On…the deliberate obscurity of the scriptures, see [Augustine’s] Civ. Dei 11.19.
This quote caught my eye because of posts I’ve written and read about the “clarity” of the Scriptures. I wrote two posts on the issue, Is the Bible Esoteric? and The Clarity of the Scriptures. In the latter one, I cite a post by Polycarp that links to a sermon by John MacArthur, who affirms that the Bible is clear to anyone with a rational mind. Still, MacArthur says we need the Holy Spirit to make it clear to us. And James McGrath discussed the Bible’s obscurity in Demystifying the Bible. McGrath refers to an argument that Barack Messiah is the Antichrist on the basis of the Aramaic word “Baraq,” and he asks why so many people view the Bible as a book of codes. He states:
I’d like to suggest here that the reason for the Bible’s apparent obscurity is not some supernatural characteristic, but is simply a result of its antiquity and its being a compilation of works composed in other languages and cultural contexts. Anyone who has tried to read other literature of a similar antiquity in translation will have had the same sort of experience. It is like being dropped into the final Harry Potter novel and trying to figure out who Voldemort or Dumbledore are, or what Dementors are, only so much worse.

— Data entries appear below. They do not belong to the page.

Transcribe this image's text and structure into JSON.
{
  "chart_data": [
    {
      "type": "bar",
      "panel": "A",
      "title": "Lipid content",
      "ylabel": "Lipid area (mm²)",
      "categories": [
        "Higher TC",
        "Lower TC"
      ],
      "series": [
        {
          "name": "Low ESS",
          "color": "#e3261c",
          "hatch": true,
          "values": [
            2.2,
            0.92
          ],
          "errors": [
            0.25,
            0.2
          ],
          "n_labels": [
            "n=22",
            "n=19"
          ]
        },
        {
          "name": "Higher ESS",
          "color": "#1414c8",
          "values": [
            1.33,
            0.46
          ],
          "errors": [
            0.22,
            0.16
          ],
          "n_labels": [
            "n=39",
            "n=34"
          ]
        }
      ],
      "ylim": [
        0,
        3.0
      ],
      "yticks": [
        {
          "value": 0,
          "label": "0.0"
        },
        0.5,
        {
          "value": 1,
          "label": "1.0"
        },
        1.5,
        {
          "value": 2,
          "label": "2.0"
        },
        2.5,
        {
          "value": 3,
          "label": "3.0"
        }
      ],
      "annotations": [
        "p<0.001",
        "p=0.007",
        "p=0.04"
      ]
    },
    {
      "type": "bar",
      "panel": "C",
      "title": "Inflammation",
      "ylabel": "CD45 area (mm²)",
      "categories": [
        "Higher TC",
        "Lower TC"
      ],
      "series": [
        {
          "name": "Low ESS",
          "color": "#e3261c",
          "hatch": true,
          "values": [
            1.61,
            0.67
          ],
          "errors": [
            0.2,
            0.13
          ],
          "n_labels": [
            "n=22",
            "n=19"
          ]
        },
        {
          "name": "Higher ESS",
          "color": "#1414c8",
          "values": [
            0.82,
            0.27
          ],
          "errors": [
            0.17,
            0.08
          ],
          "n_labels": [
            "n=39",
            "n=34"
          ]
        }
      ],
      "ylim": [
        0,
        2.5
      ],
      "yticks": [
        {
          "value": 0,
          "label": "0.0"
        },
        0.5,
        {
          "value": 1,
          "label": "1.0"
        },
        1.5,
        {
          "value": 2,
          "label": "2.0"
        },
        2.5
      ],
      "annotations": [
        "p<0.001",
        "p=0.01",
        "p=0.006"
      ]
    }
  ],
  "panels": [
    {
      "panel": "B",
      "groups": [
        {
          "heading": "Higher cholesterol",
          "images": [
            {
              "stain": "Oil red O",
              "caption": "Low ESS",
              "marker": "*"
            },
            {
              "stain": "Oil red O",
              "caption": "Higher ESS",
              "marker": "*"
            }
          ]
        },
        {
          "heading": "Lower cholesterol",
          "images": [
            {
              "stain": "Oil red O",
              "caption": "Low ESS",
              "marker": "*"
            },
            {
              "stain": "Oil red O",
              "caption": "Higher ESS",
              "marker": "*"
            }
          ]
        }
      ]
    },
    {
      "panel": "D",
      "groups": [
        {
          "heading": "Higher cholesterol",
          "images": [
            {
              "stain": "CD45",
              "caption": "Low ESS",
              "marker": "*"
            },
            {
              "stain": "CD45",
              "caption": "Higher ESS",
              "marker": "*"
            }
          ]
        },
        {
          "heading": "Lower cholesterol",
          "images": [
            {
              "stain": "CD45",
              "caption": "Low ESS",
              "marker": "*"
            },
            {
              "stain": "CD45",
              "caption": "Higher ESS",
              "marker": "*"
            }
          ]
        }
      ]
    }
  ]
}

So MacArthur believes that God made the Bible clear, and McGrath maintains that the biblical writings probably were clear to their original audience, but they’re less clear to us because we’re removed from its languages and cultural contexts. But Lamberton cites a passage from Augustine’s City of God that says the Scriptures are deliberately obscure.
Why does Augustine think God would deliberately make the Bible obscure? As he prepares to discuss Genesis 1, Augustine states the following:
Accordingly, though the obscurity of the divine word has certainly this advantage, that it causes many opinions about the truth to be started and discussed, each reader seeing some fresh meaning in it, yet, whatever is said to be meant by an obscure passage should be either confirmed by the testimony of obvious facts, or should be asserted in other and less ambiguous texts. This obscurity is beneficial, whether the sense of the author is at last reached after the discussion of many other interpretations, or whether, though that sense remain concealed, other truths are brought out by the discussion of the obscurity. (City of God 11:19; see here)
For Augustine, God’s word is obscure in order to stimulate thought and discussion. Even if we don’t arrive at a sense of clarity about a passage, we come across other truths in the course of our search.
I’ve heard fundamentalists say this as well: that God made the Bible obscure so that we’ll spend time thinking about it. That’s one explanation I’ve heard for biblical contradictions. And I suppose it’s good to dig deeply into the Bible, since it’s better than allowing idle hands to become the devil’s workshop. Some discussions can be interesting, as when I heard an elderly preacher talk to a small Bible study group about biblical genealogies. Others can be boring, which is how I feel about certain academic treatments of the Bible. I sometimes like to get into theoretical aspects of Scripture that bear little on practical Christian living. And other times I just want my soul to be fed.
Conservative Christians would also agree with Augustine that we should seek to understand the obscure passages of the Bible in light of its clearer passages.
But would they agree that we should interpret Scripture in reference to “the testimony of obvious facts”? It varies. When the Bible says that the sun travels from one side of heaven to another (Psalm 19:5-7) or mentions “the four corners of the earth” (Isaiah 11:12; Revelation 7:1; 20:8), most fundamentalists don’t conclude that Copernicus was wrong or that the earth is flat. They maintain that the Bible uses figures of speech, the same way we say “sunrise” and “sunset,” even though we know full well that it’s the earth that’s moving, not the sun. Here, fundamentalists interpret the Bible with scientific discoveries in mind, viewing Scripture as consistent with what we know to be “fact.”
But many fundamentalists aren’t there yet with evolution. Some say that the intermediate fossils were put in the ground to test our faith. Others, however, take issue with the proposition that evolution is an “obvious fact.” So I guess there are many fundamentalists who think we should interpret the Bible as consistent with what we know to be factual, only they don’t think evolution qualifies as a “fact.” But there is also a fundamentalist current that believes we should trust the Bible over what we see or conclude scientifically, since our observation can be flawed.